Start_Time = time.time()
sim = pybamm.Simulation(model, experiment=experiment, solver=pybamm.IDAKLUSolver())
# sim = pybamm.Simulation(model, experiment=experiment, solver=pybamm.CasadiSolver(mode="safe", extra_options_setup={"max_step_size": 1 / (ACFrequency * Resolution)}))
solution = sim.solve()

This uses a lot less memory for me (16 GB and I’m currently up to cycle 310 / 2500).

2 Likes

@Nicholas_Budenberg representing the sinusoidal step as a symbolic pybamm expression using the symbolic time pybamm.t can be more efficient. Building on @martinjrobins’ suggestion:

tf = 1 / ACFrequency * NumberOfCycles
current = DCOffset + ACAmplitude * (np.sin(2 * np.pi * pybamm.t * ACFrequency))

Number_Of_Cycles = 500
Steps = [
    pybamm.step.current(current, termination="2.5 V", duration=tf),
    "Charge at 0 A for 5 minutes",
    "Charge at 10 A until 4.2 V",
    "Hold at 4.2 V until 50 mA",
    "Charge at 0 A for 5 minutes"
] * Number_Of_Cycles

experiment = pybamm.Experiment(Steps)

This runs about 10x faster than the previous version on my machine (tested for 10 cycles).

As a side note, you can see the simulation progress with

solution = sim.solve(showprogress=True)
1 Like

Hello @Marc,

Thank you very much for your timely reply, I have run the code with your speed-up, and can certainly notice it, however I am running into another error:


Looking at the currents, it looks as though the time is referenced to the start of the experiment, is it possible to reference it to the start of the step? I am trying to understand this example:
https://docs.pybamm.org/en/stable/source/examples/notebooks/expression_tree/expression-tree.html
however I am very new to this and so it is not coming easily at the moment.

Where might I be able to understand more efficiency techniques like this one?

Also one of the reasons that I was running the long experiments like this broken up into cycles was so that I was able to “look into” the experiment as it was running (Before I was letting it run for a few days as the duty-cycle had frequencies around 100Hz). Can you think of any way I might be able to do this using this method?

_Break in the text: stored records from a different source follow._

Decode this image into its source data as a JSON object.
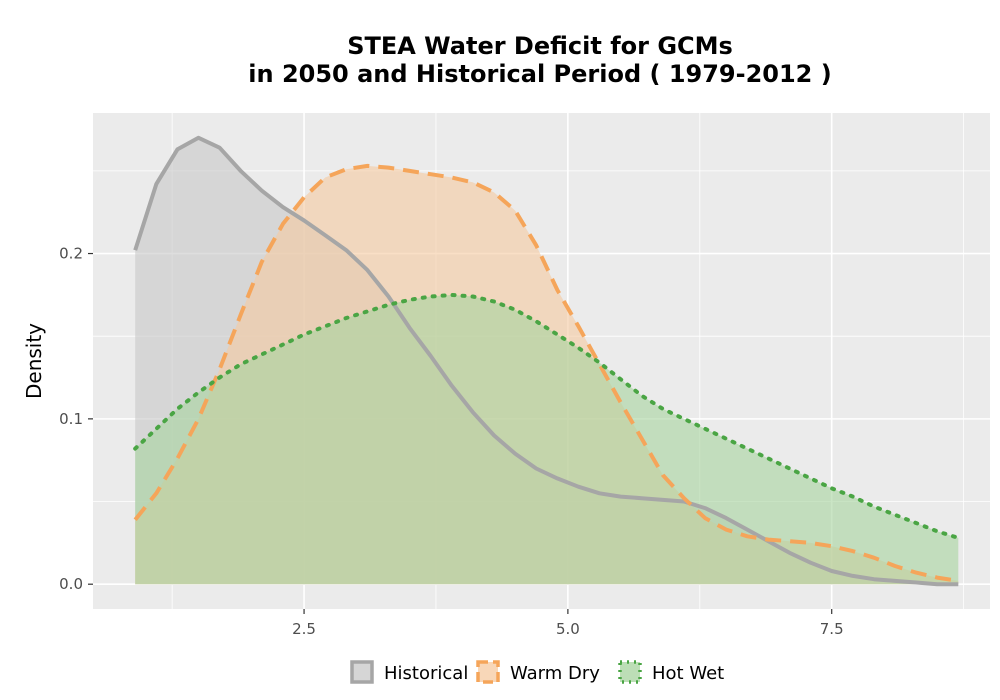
{
  "chart_data": {
    "type": "area",
    "title_lines": [
      "STEA  Water Deficit for GCMs",
      "in 2050 and Historical Period ( 1979-2012 )"
    ],
    "xlabel": "",
    "ylabel": "Density",
    "xlim": [
      0.5,
      9.0
    ],
    "ylim": [
      -0.015,
      0.285
    ],
    "x_ticks": [
      2.5,
      5.0,
      7.5
    ],
    "x_tick_labels": [
      "2.5",
      "5.0",
      "7.5"
    ],
    "y_ticks": [
      0.0,
      0.1,
      0.2
    ],
    "y_tick_labels": [
      "0.0",
      "0.1",
      "0.2"
    ],
    "grid": true,
    "legend_position": "bottom",
    "series": [
      {
        "name": "Historical",
        "color": "#a6a6a6",
        "fill": "#c8c8c8",
        "dash": "solid",
        "x": [
          0.9,
          1.1,
          1.3,
          1.5,
          1.7,
          1.9,
          2.1,
          2.3,
          2.5,
          2.7,
          2.9,
          3.1,
          3.3,
          3.5,
          3.7,
          3.9,
          4.1,
          4.3,
          4.5,
          4.7,
          4.9,
          5.1,
          5.3,
          5.5,
          5.7,
          5.9,
          6.1,
          6.3,
          6.5,
          6.7,
          6.9,
          7.1,
          7.3,
          7.5,
          7.7,
          7.9,
          8.1,
          8.3,
          8.5,
          8.7
        ],
        "y": [
          0.202,
          0.242,
          0.263,
          0.27,
          0.264,
          0.25,
          0.238,
          0.228,
          0.22,
          0.211,
          0.202,
          0.19,
          0.174,
          0.155,
          0.138,
          0.12,
          0.104,
          0.09,
          0.079,
          0.07,
          0.064,
          0.059,
          0.055,
          0.053,
          0.052,
          0.051,
          0.05,
          0.046,
          0.04,
          0.033,
          0.026,
          0.019,
          0.013,
          0.008,
          0.005,
          0.003,
          0.002,
          0.001,
          0.0,
          0.0
        ]
      },
      {
        "name": "Warm Dry",
        "color": "#f5a55a",
        "fill": "#f5c9a0",
        "dash": "dashed",
        "x": [
          0.9,
          1.1,
          1.3,
          1.5,
          1.7,
          1.9,
          2.1,
          2.3,
          2.5,
          2.7,
          2.9,
          3.1,
          3.3,
          3.5,
          3.7,
          3.9,
          4.1,
          4.3,
          4.5,
          4.7,
          4.9,
          5.1,
          5.3,
          5.5,
          5.7,
          5.9,
          6.1,
          6.3,
          6.5,
          6.7,
          6.9,
          7.1,
          7.3,
          7.5,
          7.7,
          7.9,
          8.1,
          8.3,
          8.5,
          8.7
        ],
        "y": [
          0.039,
          0.055,
          0.076,
          0.1,
          0.13,
          0.163,
          0.195,
          0.218,
          0.234,
          0.246,
          0.251,
          0.253,
          0.252,
          0.25,
          0.248,
          0.246,
          0.243,
          0.237,
          0.226,
          0.205,
          0.178,
          0.156,
          0.133,
          0.11,
          0.088,
          0.066,
          0.052,
          0.04,
          0.033,
          0.029,
          0.027,
          0.026,
          0.025,
          0.023,
          0.02,
          0.016,
          0.011,
          0.007,
          0.004,
          0.002
        ]
      },
      {
        "name": "Hot Wet",
        "color": "#4aa544",
        "fill": "#a6d39e",
        "dash": "dotted",
        "x": [
          0.9,
          1.1,
          1.3,
          1.5,
          1.7,
          1.9,
          2.1,
          2.3,
          2.5,
          2.7,
          2.9,
          3.1,
          3.3,
          3.5,
          3.7,
          3.9,
          4.1,
          4.3,
          4.5,
          4.7,
          4.9,
          5.1,
          5.3,
          5.5,
          5.7,
          5.9,
          6.1,
          6.3,
          6.5,
          6.7,
          6.9,
          7.1,
          7.3,
          7.5,
          7.7,
          7.9,
          8.1,
          8.3,
          8.5,
          8.7
        ],
        "y": [
          0.082,
          0.094,
          0.106,
          0.116,
          0.125,
          0.133,
          0.139,
          0.145,
          0.151,
          0.156,
          0.161,
          0.165,
          0.169,
          0.172,
          0.174,
          0.175,
          0.174,
          0.171,
          0.166,
          0.159,
          0.151,
          0.143,
          0.134,
          0.124,
          0.114,
          0.106,
          0.1,
          0.094,
          0.088,
          0.082,
          0.076,
          0.07,
          0.064,
          0.058,
          0.053,
          0.047,
          0.042,
          0.037,
          0.032,
          0.028
        ]
      }
    ]
  }
}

Thank you very much @martinjrobins,

I have tried this and it indeed doesn’t use up as much RAM, however when performing experiments like this I am unable to “look into” how the simulation is progressing by loading one of the already completed files, is there a way to do this using this method?

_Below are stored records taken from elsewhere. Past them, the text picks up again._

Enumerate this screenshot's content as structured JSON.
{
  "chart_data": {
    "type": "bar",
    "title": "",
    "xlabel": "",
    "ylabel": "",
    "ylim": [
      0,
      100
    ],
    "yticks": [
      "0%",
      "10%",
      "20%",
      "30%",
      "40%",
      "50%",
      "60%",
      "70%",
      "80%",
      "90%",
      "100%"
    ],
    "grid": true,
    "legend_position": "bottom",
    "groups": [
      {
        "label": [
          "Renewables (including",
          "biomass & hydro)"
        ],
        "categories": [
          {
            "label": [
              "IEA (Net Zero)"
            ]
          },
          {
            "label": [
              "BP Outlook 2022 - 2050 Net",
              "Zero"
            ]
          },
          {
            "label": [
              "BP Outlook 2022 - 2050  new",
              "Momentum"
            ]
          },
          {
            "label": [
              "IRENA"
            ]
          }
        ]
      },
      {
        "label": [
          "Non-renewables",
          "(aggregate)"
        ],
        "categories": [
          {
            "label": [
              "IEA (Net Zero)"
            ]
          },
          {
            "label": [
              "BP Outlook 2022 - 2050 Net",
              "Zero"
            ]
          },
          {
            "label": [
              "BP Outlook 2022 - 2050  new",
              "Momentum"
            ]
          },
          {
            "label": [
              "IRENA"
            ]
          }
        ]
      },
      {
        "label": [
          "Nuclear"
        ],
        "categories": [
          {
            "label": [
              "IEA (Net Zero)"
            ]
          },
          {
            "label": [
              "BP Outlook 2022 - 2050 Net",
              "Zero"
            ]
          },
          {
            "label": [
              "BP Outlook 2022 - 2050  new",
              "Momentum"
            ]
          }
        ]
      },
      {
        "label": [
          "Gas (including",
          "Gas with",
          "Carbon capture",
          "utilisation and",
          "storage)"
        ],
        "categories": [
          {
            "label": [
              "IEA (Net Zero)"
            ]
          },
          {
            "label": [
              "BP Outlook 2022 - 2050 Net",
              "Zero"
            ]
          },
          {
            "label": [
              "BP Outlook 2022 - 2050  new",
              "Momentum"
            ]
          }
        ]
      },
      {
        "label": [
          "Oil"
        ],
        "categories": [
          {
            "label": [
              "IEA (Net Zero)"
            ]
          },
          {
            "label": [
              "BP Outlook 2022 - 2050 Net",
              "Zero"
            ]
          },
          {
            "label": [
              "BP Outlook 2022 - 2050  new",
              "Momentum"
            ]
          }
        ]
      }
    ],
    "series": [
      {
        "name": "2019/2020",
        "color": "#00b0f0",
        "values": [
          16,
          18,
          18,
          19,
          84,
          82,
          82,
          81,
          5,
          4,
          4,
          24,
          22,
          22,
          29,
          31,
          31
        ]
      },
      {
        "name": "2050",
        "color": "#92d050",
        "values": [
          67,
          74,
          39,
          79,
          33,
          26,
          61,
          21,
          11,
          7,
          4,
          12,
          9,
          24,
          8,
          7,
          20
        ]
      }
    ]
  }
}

The key thing is to move the creation of the pybamm.Simulation object outside the loop. You can then do something similar to what you originally had, saving the solution incrementally. See this example on resuming a simulation solve Simulating long experiments — PyBaMM v25.1.1 Manual

ie. use sim.solve(starting_solution=sol) rather than what you had originally, as the model used by the simulation will not be model anymore but rather an internal built model

1 Like

@martinjrobins Thank you very much!
This has solved the issue perfectly.

1 Like

@Nicholas_Budenberg my mistake – I forgot the initial step offset. The two solutions are identical if you do

t = pybamm.t - pybamm.InputParameter("start time")
current = DCOffset + ACAmplitude * (np.sin(2 * np.pi * t * ACFrequency))

I tightened the solver tolerances and it simulates all steps:

pybamm.IDAKLUSolver(rtol=1e-5, atol=1e-10)
1 Like

Hello @Marc
Both of your solutions have worked perfectly, thank you very much!